WASHINGTON (Reuters) - China is offering U.S. President Donald Trump a package of trade concessions and increased purchases of American goods aimed at cutting the U.S. trade deficit with China by up to $200 billion a year, U.S. officials familiar with the proposal said.
News of the offer came during the first of two days of U.S.-China trade talks in Washington focused on resolving tariff threats between the world’s two largest economies. But it was not immediately clear how the total value was determined.
One of the sources said U.S. aircraft maker Boeing Co (BA.N) would be a major beneficiary of the Chinese offer if Trump were to accept it. Boeing is the largest U.S. exporter and already sells about a quarter of its commercial aircraft to Chinese customers.
Another person familiar with the talks said the package may include some elimination of Chinese tariffs already in place on about $4 billion worth of U.S. farm products including fruit, nuts, pork, wine and sorghum.
A White House statement described the meetings as part of “ongoing trade discussions” and said Trump met with the Chinese delegation led by Vice Premier Liu He and the U.S. team led by Treasury Secretary Steven Mnuchin.
“The United States officials conveyed the President’s clear goal for a fair trading relationship with China,” the White House said.
The top-line number in the Chinese offer would largely match a request presented to Chinese officials two weeks ago by Trump administration officials in Beijing.
But getting to a $200 billion reduction of the U.S. China trade deficit on a sustainable basis would require a massive change in the composition of trade between the two countries, as the U.S. goods deficit was $375 billion last year.
The United States’ two biggest exports to China were aircraft at $16 billion last year, and soybeans, at $12 billion.
Some China trade watchers expressed skepticism that such a $200 billion reduction could be achieved quickly and said the offer may include repackaged commitments previously announced by China.
“That’s an enormous number and it suggests that there could be some impressively ambitious accounting,” said Scott Mulhauser, a former chief of staff at the U.S. Embassy in Beijing and U.S. Export-Import Bank official who now advises companies on trade issues.
Agreeing to a deal focused primarily on reducing the trade deficit could also weaken Trump’s original tariff goal of pressuring China to end policies that his administration says are aimed at misappropriating U.S. technology - a bigger structural change for China’s state-driven economic model.
The U.S. officials did not have details on China’s demands in exchange for the concessions. The New York Times reported that China was asking Trump to set aside threats of tariffs on Chinese goods and U.S. investment restrictions on Chinese companies.
The Times also reported that China wanted a relaxation of U.S. export controls that ban American firms from selling certain high-technology products to China.

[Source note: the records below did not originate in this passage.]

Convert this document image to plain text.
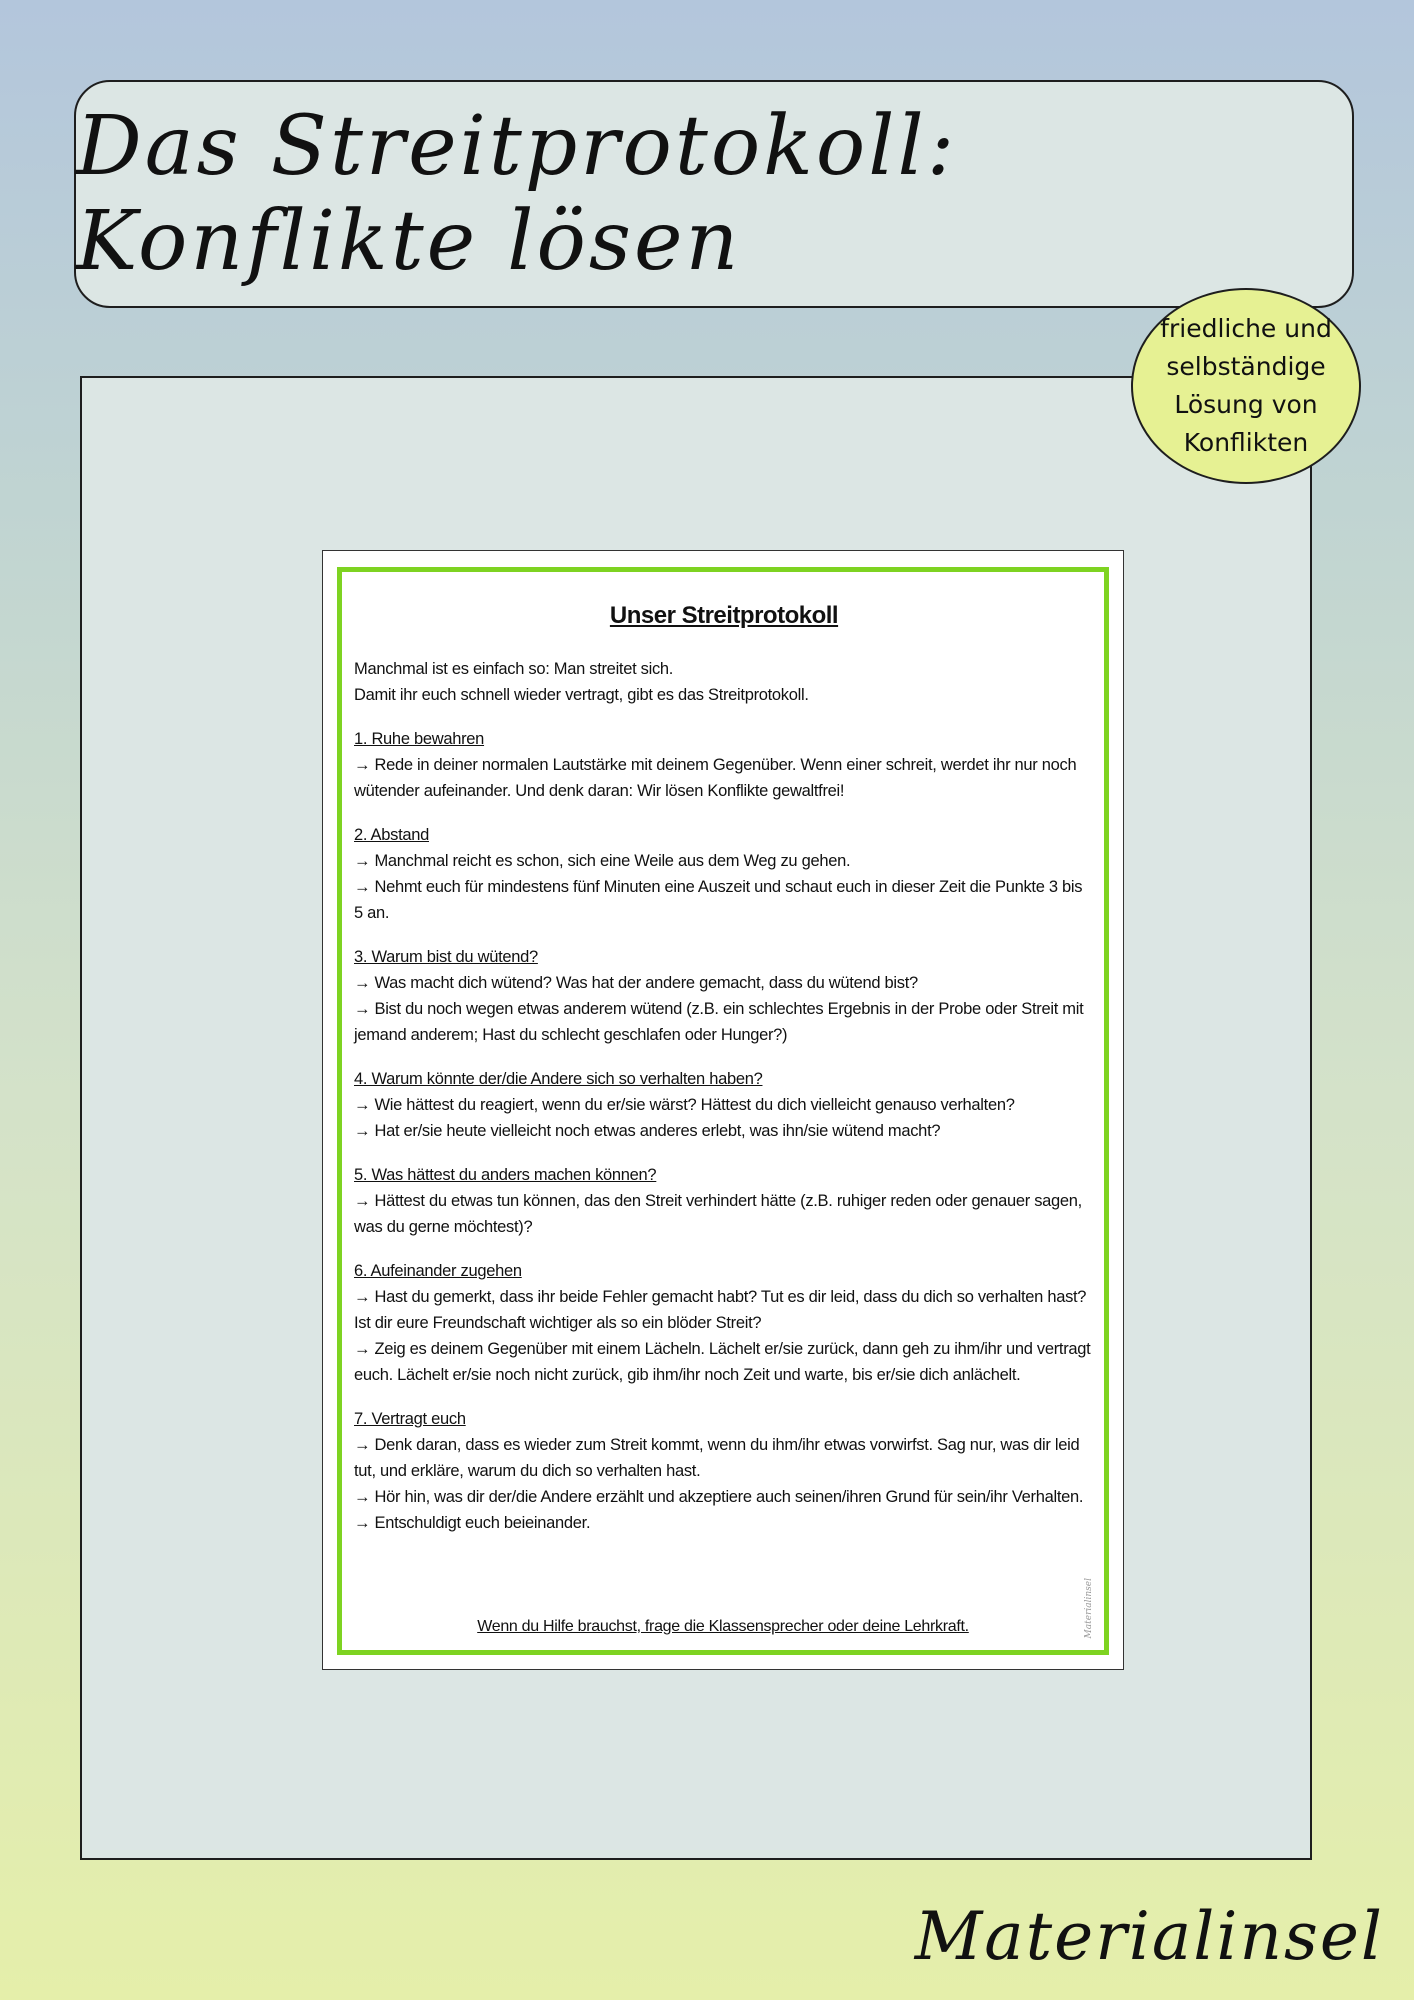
Das Streitprotokoll: Konflikte lösen
friedliche und selbständige Lösung von Konflikten
Unser Streitprotokoll

Manchmal ist es einfach so: Man streitet sich.
Damit ihr euch schnell wieder vertragt, gibt es das Streitprotokoll.

1. Ruhe bewahren
→ Rede in deiner normalen Lautstärke mit deinem Gegenüber. Wenn einer schreit, werdet ihr nur noch wütender aufeinander. Und denk daran: Wir lösen Konflikte gewaltfrei!

2. Abstand
→ Manchmal reicht es schon, sich eine Weile aus dem Weg zu gehen.
→ Nehmt euch für mindestens fünf Minuten eine Auszeit und schaut euch in dieser Zeit die Punkte 3 bis 5 an.

3. Warum bist du wütend?
→ Was macht dich wütend? Was hat der andere gemacht, dass du wütend bist?
→ Bist du noch wegen etwas anderem wütend (z.B. ein schlechtes Ergebnis in der Probe oder Streit mit jemand anderem; Hast du schlecht geschlafen oder Hunger?)

4. Warum könnte der/die Andere sich so verhalten haben?
→ Wie hättest du reagiert, wenn du er/sie wärst? Hättest du dich vielleicht genauso verhalten?
→ Hat er/sie heute vielleicht noch etwas anderes erlebt, was ihn/sie wütend macht?

5. Was hättest du anders machen können?
→ Hättest du etwas tun können, das den Streit verhindert hätte (z.B. ruhiger reden oder genauer sagen, was du gerne möchtest)?

6. Aufeinander zugehen
→ Hast du gemerkt, dass ihr beide Fehler gemacht habt? Tut es dir leid, dass du dich so verhalten hast? Ist dir eure Freundschaft wichtiger als so ein blöder Streit?
→ Zeig es deinem Gegenüber mit einem Lächeln. Lächelt er/sie zurück, dann geh zu ihm/ihr und vertragt euch. Lächelt er/sie noch nicht zurück, gib ihm/ihr noch Zeit und warte, bis er/sie dich anlächelt.

7. Vertragt euch
→ Denk daran, dass es wieder zum Streit kommt, wenn du ihm/ihr etwas vorwirfst. Sag nur, was dir leid tut, und erkläre, warum du dich so verhalten hast.
→ Hör hin, was dir der/die Andere erzählt und akzeptiere auch seinen/ihren Grund für sein/ihr Verhalten.
→ Entschuldigt euch beieinander.

Wenn du Hilfe brauchst, frage die Klassensprecher oder deine Lehrkraft.	Materialinsel
Materialinsel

Earlier on Thursday, Trump criticized China as being “very spoiled” on trade with the United States, but said he was aiming for an overall deal with China.
Speaking to reporters at the White House, Trump said China had “ripped off” the United States for too long and that he told Chinese President Xi Jinping that “we just can’t do that anymore.”
Trump also said that possible modifications to crushing restrictions that have paralyzed Chinese telecommunications equipment maker ZTE Corp (000063.SZ) (0763.HK) could be part of a trade deal. He said on Twitter on Sunday that he had ordered the U.S. Commerce Department to put ZTE back in business.
He said that Xi had asked him to look into the matter and he agreed to do so, adding that ZTE bought a lot of components from U.S. companies.
“Anything we do with ZTE, it’s just a small component of the overall deal. I can only tell you this: We’re going to come out fine with China. Hopefully, China will be happy, I think we’ll be happy,” Trump said.
Trump has threatened to impose up to $150 billion in punitive tariffs to combat what he says is Beijing’s misappropriation of U.S. technology through joint venture requirements and other policies. Beijing has threatened equal retaliation, including tariffs on some of its largest U.S. imports, including aircraft, soybeans and autos.